The other day, I met someone who just started to feel the weight of those expectations. John has been writing consistently for two years, and that’s a big feat, but alas, “I had expected to achieve more by this stage,” he told me. Hearing about the ups and downs of my near-decade journey helped him put things into perspective, he said. And then he made a remarkable observation: “You’ve been writing for eight years. Even though we’re the same age, that makes you four times older than me in writing years.”
Quitting your job for your viral avocado toast recipe blog isn’t cool if that blog disappears and leaves you broke and in a cubicle three years later. You know what’s cool? Being a seasoned pro at a vocation you truly care about — and the only way to become seasoned is to put in more seasons.
But as the creator economy itself will have to deal with teenage problems for a few more years, so will we have to grow up anew every time we switch career tracks. Sure, we’ll bring some skills with us, but just because you have worked in a team for ten years does not mean you’ll automatically excel at running an online community. It’s the same mistake we make when we expect our friends and family to naturally grow wiser as they age: Time in the job market won’t linearly increase our job success — only time spent mastering a specific line of work and industry will. There’s your age, and then there’s your professional age.

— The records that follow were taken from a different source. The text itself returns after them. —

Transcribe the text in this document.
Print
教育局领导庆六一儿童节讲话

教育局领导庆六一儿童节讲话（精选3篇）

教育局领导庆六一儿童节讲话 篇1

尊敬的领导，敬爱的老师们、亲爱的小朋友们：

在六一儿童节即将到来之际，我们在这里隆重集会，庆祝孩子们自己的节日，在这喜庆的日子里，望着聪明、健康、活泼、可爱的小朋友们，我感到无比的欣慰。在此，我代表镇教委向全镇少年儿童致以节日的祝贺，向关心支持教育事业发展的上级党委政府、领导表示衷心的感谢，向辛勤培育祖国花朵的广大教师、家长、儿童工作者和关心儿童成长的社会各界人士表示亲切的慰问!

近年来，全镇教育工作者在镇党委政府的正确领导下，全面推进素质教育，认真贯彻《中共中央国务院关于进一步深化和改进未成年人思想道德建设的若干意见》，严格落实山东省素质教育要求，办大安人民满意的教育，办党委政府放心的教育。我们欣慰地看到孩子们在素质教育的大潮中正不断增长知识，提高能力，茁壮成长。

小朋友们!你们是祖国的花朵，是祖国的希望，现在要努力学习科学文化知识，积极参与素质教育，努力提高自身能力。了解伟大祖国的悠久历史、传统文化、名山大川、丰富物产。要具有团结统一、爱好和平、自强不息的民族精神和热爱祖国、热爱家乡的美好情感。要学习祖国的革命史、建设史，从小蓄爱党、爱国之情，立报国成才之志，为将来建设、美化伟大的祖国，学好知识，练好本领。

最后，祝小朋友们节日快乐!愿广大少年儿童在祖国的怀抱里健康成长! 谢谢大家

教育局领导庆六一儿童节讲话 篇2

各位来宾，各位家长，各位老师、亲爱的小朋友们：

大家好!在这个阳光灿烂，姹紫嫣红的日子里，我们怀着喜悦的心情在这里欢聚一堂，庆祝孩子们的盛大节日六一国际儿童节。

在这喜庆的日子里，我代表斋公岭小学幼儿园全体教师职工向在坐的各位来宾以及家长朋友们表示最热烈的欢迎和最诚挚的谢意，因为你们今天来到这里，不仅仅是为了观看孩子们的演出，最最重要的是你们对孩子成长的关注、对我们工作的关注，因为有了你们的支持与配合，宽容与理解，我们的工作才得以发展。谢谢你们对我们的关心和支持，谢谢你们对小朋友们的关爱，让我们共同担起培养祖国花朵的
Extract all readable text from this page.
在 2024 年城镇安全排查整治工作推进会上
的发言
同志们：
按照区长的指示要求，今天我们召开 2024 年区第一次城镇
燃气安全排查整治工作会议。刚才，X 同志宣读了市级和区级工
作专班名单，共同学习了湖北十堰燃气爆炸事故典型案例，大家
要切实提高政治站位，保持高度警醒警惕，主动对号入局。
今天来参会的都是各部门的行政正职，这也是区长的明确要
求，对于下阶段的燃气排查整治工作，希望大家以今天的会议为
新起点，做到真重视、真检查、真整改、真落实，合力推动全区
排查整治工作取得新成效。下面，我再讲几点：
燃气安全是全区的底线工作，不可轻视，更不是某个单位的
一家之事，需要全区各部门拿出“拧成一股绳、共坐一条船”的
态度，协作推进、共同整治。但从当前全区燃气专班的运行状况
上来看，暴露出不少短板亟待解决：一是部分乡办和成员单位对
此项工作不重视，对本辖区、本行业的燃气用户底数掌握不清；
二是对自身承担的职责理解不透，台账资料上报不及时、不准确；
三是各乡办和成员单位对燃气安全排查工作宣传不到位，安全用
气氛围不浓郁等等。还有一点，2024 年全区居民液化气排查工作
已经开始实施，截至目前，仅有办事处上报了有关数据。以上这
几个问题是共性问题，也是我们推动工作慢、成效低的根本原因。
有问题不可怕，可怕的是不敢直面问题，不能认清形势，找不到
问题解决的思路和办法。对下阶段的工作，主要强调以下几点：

Of course, it’s tougher to accept that you’ll likely have to put in five, maybe ten years of hard work to get somewhere when you’re 35, just bought an apartment, and have a kid on the way — but it’s better to accept than to deny it. One will allow you to focus on growing and maturing, the other will only lead to bitterness.
Compare your career to your professional age, not your personal one, and measure your rewards accordingly. Has a vlogger with one year of experience really earned a six-figure salary? And even if you know one who happens to make that much, how likely are they to know everything they’ll need to keep repeating that result? Will they even want to? Knowing both your place in the world of work and where you want to go within it is worth a lot more than dollars.
Don’t get distracted by short-term trends and jackpot winners. Take pride in playing the long game. Pick a creative outlet you’ll never want to let go of, and respect your professional age. You might be much older than the creator economy itself, but no matter your chosen field of art, to earn your creative freedom, first, you’ll still have to grow up.